Гермия не было довольно долго, и Старший уже начал недоумевать, куда этот плут запропастился, – когда наконец вновь раздался шелест и слегка запыхавшийся посланец шлепнулся на берег Стикса рядом со Старшим.
– Странные дела, Владыка, – Лукавый был необычайно серьезен, и Старшему на этот раз не пришло в голову перебивать племянника. – Прилетаю я, значит, к Мойрам, спрашиваю – а те только руками разводят. Ничего, мол, нет пока, нить не спрялась, жребий не вынут и уж тем более не записан. Я, понятное дело, давай допытываться – думаю, скрывают что-то старухи! – а тут глядь, у Клото нить пошла! И не просто нить, а двойная да крученая…
– Близнецы, – прошептал Старший.
– Близнецы, – тут же согласился Лукавый. – Но чтоб нить крученая – такого и сами Мойры не помнят! Короче, раскрутили мы ее кое-как…
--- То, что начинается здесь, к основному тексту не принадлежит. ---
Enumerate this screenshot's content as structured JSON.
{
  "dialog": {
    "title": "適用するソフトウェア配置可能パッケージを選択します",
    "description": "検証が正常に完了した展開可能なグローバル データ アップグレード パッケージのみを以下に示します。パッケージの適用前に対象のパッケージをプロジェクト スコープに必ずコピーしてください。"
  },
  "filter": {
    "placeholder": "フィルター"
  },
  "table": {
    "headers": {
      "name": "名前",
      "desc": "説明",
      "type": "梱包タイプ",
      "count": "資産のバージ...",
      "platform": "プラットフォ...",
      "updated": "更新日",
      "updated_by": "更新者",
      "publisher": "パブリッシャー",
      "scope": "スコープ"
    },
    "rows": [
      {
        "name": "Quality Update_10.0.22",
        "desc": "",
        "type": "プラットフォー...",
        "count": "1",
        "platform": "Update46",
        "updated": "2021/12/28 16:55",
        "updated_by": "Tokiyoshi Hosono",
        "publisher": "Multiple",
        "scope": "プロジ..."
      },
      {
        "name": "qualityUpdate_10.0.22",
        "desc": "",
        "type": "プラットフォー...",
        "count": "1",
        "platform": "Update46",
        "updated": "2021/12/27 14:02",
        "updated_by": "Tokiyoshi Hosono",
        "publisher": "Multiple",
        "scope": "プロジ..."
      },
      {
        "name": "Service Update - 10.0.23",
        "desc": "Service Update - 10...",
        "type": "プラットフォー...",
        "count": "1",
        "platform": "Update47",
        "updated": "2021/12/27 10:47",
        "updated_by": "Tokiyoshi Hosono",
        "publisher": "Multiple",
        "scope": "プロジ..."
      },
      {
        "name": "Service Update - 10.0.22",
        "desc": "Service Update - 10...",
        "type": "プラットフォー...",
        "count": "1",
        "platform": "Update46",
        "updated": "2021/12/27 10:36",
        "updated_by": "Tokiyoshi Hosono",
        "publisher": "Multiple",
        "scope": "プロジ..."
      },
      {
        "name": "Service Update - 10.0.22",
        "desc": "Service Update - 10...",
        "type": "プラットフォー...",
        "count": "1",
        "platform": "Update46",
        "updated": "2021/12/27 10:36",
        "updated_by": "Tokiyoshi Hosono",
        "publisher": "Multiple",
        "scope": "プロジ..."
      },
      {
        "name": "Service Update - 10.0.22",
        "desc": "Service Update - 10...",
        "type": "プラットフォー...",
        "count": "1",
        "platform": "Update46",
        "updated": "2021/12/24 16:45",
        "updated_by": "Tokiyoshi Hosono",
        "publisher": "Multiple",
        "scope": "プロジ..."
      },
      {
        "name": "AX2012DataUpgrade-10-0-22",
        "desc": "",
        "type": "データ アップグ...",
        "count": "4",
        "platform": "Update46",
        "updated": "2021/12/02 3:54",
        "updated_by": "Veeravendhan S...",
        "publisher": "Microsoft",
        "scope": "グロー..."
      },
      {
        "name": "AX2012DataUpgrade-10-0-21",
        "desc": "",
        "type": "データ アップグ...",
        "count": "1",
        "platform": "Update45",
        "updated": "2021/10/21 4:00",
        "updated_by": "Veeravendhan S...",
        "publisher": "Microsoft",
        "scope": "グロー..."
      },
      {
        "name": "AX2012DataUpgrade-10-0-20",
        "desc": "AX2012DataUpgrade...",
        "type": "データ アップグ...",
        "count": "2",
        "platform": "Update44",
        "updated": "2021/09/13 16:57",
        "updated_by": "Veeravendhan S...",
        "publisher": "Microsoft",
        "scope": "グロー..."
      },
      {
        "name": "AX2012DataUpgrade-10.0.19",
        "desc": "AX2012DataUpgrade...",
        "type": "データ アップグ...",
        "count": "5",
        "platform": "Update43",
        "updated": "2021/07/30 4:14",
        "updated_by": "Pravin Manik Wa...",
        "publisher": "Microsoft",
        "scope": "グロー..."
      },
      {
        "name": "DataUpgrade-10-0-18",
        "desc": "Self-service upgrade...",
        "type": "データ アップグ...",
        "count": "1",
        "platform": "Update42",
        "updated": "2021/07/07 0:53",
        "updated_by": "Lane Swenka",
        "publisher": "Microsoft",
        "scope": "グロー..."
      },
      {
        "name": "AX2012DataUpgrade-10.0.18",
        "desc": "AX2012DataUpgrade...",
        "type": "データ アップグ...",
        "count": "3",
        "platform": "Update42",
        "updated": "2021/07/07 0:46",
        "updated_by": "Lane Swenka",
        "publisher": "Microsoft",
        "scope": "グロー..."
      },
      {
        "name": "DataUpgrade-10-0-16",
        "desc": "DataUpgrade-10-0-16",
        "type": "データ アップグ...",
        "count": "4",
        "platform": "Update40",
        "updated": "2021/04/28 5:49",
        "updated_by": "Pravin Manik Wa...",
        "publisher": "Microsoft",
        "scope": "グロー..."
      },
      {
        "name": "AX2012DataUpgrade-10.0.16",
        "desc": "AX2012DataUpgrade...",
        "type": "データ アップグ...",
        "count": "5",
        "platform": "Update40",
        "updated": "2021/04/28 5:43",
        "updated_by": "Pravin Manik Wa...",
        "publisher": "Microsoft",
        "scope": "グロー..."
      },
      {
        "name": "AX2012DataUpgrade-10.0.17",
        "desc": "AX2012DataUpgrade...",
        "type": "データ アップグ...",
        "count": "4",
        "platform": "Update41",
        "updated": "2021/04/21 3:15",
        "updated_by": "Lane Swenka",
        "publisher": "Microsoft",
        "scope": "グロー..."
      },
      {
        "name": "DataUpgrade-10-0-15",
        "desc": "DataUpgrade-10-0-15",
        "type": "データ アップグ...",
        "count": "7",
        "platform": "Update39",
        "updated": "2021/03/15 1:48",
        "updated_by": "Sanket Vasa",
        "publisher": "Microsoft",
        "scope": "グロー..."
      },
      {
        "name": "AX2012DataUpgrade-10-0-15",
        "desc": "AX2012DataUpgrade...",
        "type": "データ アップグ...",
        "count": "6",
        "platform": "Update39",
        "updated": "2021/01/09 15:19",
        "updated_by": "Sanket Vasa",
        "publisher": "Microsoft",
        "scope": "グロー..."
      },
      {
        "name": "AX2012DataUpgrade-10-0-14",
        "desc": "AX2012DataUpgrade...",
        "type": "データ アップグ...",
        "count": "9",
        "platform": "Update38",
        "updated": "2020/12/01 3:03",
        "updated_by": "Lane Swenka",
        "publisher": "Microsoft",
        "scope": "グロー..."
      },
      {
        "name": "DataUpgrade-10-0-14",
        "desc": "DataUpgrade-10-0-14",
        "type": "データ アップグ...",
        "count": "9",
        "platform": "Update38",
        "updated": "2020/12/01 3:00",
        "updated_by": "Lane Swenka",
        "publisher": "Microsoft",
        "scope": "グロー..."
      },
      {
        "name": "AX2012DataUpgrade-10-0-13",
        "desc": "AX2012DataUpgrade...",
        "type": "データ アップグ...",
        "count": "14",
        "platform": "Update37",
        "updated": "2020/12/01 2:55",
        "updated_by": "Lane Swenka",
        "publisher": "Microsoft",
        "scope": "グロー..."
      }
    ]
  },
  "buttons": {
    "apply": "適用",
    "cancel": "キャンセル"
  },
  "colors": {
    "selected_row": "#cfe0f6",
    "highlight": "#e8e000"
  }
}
– Вы? – буквально подскочил Владыка.
– Мы, – с достоинством подтвердил Гермий. – Я тоже помогал! Только все зря – под конец она опять скрутилась. Так что когда два жребия вытянули – не смогли выяснить, кому какой. Впрочем, чего там выяснять, черепки-то почти одинаковые были…
– А жребий, жребий-то какой?! – чуть ли не выкрикнул Старший.
И тогда Лукавый склонился к самому уху Владыки и что-то прошептал.
Сполохи озадаченно мигнули и погасли.
…Это случилось за два часа до рассвета, в то проклятое время, когда безраздельно властвует легкокрылый Сон-Гипнос, сын многозвездной Нюкты; и часовые семивратных Фив клюют носами, всякий раз вздрагивая и озираясь по сторонам, – а Гипнос неслышно смеется и брызжет маковым настоем из сложенных чашечкой ладоней в лицо нерадивым караульщикам.
Это случилось за два часа до рассвета.
Издалека, со стороны долины Кефиса, донесся еле слышный рокот – сбивчивый, напоминающий звук осыпи камней на склонах Киферона – и понесся, приближаясь и усиливаясь, постепенно заглушая стрекот цикад, эхом отдаваясь в вершинах кипарисов и заставляя вспугнутых птиц тревожно хлопать крыльями.
– Ишь, гонит, – проворчал Телем Гундосый, старший караульщик поста у юго-восточных ворот Фив, и плотнее закутался в шерстяную накидку.
– Кто, дяденька? – робко поинтересовался сидевший рядом с Телемом юноша, почти мальчик, моргая длинными девичьими ресницами.
– Да почем я знаю – кто? – хмуро отозвался Гундосый, и юноша поежился, вслушиваясь в надвигающийся рокот, а затем ближе придвинул к себе короткое копье с листовидным жалом.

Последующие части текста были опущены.